Running Topless in a Room Full of Strangers: Adventures in Stress Tests

Today I underwent the following: a stress echocardiogram, a regular echocardiogram, an EKG and a chest x-ray. If I had known when I got up this morning just how many people would be seeing my bare chest, I would have invested in a nice pair of tassels.

Most of this was unexpected. I thought I was just going in for a routine echocardiogram, much like the one Karen at Blah Blah Bklyn wrote about the other day, just to rule out the bad stuff. I’d never had a stress test before, so I was a little surprised to walk in and find three technicians waiting for me.

“Take off everything from the waist up,” one of the techs instructed me, “Then put on this gown with the opening in the front.” Great. While I followed her instructions, a guy whose job it was to read the EKG and check my blood pressure introduced himself.

“Well HEEEEY there, Jacqueline! Do ya go by Jacquie? If ya want me to call ya Jacquie, I will!” He reminded me of a demented children’s show host, or an undiscovered SNL character: Gil the Gleeful EKG Geek. “We’re gonna put ya right up here on this here treadmill, and you’ll go faster and faster and higher and higher and faster and higher and faster and higher ’till ya can’t go no more!”

The first tech asked me to lay on a table. Then she pulled the gown wide open, scrubbed my chest with alcohol and affixed a bunch of stickers to my skin. Gil kept talking — moving on to subjects like his Jack Russel Terrier and asking about my marital status — while the third, more mild-mannered sonogram tech gave me a look like, “I just work with these people.”

They did the initial echo, and then they got me on the treadmill. I was facing a poster on the wall that explained different levels of perceived exertion: “Very Light,” “Somewhat Hard” — all the way up to “Very, Very Hard.” The chart had happy trees and clouds on it, presumably to distract patients from the fact that they’re jogging sans bra in a flimsy hospital gown under the supervision of Gil and his many beepy machines.

As the treadmill’s speed and incline increased, Gil kept talking about his dog and his family, and I started to feel like I was sufficiently stressed. Once I hit Level 14: Very, Very Hard (aka: Level 14: That’s What She Said), I was swept off the treadmill and back onto the table for the second part of the sonogram. I was sweating like a pig, and that’s when I noticed that Gil had stopped talking so much.

When he finally started again, it wasn’t exactly what I wanted to hear. “Listen, we’re gonna be extra cautious here, and have you wait outside until a cardiologist can meet with you. It’s not bad, but it’s not looking perfect.” Those are the words you’re least happy to hear at your stress echo, right before “Put on this gown with the opening in the front.”

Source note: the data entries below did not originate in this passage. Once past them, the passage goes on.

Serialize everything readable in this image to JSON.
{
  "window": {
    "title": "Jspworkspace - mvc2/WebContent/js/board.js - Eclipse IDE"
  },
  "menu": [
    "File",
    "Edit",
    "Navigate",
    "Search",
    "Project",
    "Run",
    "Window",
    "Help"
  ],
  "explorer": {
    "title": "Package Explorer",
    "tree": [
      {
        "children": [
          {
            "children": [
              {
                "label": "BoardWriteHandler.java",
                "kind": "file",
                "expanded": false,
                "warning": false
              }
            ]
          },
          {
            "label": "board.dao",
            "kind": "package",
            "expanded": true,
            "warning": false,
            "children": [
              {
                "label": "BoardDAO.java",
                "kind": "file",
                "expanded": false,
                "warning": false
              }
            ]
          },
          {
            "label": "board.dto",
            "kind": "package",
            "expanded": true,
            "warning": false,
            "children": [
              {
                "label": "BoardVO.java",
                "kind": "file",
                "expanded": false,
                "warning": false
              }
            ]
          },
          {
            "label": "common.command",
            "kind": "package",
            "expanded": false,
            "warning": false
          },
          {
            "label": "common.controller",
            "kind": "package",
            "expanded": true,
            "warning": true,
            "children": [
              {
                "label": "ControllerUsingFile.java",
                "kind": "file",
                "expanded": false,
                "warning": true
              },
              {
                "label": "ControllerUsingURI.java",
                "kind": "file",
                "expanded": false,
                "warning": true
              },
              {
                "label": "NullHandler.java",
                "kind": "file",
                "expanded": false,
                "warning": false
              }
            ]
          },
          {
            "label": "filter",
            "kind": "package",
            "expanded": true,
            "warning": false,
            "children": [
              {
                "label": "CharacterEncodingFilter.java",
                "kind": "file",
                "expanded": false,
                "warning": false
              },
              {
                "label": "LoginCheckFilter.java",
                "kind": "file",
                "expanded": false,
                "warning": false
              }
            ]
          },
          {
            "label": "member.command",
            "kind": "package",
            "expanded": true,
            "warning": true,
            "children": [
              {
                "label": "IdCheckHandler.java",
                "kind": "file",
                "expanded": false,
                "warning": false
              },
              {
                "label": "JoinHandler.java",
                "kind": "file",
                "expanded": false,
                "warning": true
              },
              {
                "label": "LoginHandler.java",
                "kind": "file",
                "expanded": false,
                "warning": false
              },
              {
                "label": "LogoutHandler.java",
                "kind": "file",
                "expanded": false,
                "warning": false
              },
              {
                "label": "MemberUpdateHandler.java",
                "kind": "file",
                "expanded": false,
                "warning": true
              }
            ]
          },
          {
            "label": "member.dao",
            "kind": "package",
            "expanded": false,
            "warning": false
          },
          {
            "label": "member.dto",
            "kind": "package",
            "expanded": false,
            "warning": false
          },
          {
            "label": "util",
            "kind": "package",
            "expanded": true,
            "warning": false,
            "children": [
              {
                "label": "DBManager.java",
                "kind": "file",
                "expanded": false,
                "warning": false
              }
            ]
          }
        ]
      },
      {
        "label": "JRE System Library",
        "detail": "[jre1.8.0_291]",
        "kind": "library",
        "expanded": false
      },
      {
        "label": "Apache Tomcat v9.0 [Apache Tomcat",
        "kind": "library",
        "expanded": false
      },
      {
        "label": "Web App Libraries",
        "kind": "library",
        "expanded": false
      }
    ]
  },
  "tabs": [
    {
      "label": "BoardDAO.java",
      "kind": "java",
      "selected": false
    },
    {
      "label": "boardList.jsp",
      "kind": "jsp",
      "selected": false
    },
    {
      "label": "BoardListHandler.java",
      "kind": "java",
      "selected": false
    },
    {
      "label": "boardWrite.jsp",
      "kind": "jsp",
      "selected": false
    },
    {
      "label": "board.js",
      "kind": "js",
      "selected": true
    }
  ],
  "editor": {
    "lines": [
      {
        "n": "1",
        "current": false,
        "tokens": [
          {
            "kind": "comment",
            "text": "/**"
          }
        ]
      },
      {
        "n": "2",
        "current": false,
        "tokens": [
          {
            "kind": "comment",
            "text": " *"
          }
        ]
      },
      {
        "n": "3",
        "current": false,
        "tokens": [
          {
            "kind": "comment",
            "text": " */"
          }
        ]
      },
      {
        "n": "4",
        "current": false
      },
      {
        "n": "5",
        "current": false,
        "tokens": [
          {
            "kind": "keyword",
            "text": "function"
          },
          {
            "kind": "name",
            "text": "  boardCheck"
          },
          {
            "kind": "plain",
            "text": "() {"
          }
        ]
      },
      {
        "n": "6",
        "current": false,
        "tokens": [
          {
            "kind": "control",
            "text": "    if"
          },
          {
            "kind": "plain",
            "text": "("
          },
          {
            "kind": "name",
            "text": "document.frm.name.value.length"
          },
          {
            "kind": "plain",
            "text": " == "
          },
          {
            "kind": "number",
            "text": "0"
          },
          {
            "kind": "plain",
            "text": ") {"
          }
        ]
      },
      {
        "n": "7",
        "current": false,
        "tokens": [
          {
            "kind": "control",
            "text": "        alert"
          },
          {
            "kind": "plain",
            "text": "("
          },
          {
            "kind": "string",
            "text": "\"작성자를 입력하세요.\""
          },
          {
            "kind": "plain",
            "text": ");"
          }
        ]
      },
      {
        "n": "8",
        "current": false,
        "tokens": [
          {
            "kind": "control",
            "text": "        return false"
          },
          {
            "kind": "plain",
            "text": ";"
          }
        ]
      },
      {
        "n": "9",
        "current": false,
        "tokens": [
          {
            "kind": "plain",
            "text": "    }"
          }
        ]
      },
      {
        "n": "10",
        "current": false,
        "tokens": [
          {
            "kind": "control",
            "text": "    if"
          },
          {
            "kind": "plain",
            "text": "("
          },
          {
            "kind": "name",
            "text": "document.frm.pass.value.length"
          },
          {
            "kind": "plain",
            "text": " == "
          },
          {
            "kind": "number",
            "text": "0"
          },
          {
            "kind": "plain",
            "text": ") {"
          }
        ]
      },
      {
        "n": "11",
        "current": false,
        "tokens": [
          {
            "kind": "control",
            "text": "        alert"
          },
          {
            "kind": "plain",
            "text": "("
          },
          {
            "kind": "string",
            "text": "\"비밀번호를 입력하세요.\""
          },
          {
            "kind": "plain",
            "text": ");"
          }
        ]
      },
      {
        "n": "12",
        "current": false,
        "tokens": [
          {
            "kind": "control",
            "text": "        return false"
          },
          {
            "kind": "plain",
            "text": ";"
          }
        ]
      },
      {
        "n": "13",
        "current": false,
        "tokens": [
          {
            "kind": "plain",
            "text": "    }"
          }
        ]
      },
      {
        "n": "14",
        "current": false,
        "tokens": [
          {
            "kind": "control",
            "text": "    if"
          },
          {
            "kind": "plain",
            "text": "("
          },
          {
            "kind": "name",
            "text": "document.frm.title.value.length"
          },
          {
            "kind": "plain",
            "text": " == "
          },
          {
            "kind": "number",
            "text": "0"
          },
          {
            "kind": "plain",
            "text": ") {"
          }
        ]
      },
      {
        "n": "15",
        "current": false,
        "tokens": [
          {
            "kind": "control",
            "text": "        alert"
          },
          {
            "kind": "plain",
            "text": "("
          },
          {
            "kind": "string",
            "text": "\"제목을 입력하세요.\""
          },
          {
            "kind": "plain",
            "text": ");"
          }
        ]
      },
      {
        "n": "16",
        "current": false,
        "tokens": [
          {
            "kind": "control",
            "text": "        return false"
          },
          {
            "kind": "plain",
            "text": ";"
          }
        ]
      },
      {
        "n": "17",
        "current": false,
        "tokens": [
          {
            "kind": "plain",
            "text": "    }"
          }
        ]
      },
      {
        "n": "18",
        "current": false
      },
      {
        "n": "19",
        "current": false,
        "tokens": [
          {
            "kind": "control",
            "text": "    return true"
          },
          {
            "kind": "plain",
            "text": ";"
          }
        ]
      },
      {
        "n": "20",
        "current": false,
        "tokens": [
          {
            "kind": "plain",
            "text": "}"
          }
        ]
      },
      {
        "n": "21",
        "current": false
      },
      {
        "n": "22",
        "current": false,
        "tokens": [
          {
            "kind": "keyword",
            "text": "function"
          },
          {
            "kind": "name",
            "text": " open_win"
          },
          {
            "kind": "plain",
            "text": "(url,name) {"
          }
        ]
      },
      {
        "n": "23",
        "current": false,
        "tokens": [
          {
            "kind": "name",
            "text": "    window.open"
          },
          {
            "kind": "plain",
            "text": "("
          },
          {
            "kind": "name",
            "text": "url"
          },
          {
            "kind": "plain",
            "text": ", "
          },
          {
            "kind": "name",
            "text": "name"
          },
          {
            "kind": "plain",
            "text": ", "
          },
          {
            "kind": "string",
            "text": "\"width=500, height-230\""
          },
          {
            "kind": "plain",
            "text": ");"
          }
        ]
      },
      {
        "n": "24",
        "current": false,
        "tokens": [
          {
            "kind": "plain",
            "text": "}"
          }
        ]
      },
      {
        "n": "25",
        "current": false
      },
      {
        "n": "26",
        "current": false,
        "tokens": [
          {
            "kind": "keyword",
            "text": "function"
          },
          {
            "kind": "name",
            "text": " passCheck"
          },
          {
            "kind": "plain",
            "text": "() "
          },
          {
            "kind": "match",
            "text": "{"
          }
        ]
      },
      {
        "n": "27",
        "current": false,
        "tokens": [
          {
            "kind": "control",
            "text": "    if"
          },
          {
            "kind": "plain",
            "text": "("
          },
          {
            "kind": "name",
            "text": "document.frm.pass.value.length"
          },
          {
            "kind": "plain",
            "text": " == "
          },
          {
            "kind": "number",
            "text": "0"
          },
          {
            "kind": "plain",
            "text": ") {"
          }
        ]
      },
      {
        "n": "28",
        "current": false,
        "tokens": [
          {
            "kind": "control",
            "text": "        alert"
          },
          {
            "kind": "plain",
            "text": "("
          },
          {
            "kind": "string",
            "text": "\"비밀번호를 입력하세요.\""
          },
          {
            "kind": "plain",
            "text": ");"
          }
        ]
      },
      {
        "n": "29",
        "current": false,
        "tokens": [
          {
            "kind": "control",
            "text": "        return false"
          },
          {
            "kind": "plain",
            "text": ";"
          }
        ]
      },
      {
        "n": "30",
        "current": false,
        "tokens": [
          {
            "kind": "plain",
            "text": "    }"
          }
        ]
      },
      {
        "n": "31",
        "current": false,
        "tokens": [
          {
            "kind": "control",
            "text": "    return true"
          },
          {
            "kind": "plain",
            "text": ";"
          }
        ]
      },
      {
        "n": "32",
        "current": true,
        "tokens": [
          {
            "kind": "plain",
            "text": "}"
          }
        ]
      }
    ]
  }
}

So I met with a very nice cardiologist, who explained his concerns about a small part of my heart that’s not beating the way it should be. Under ordinary circumstances, he said, he’d assume it was a fluke; a viral infection that had damaged the muscle, maybe. But, since I’m almost at 20 years with my good friend Type 1 diabetes, Coronary Artery Disease is suspect.

He ordered a heart cath — the details of which make me too squeamish to even type out — for tomorrow morning. I’ll be laid up all day tomorrow, and most of the day after. I’m freaked out, but right now, I’m just looking forward to getting through it and relaxing throughout the weekend — and most of all, to having an answer to what’s going on with my heart.

I don’t know what they’ll find tomorrow, but I do know this: if it’s a problem that’s going to need ongoing attention, I’ve got a very important appointment at the pasty store.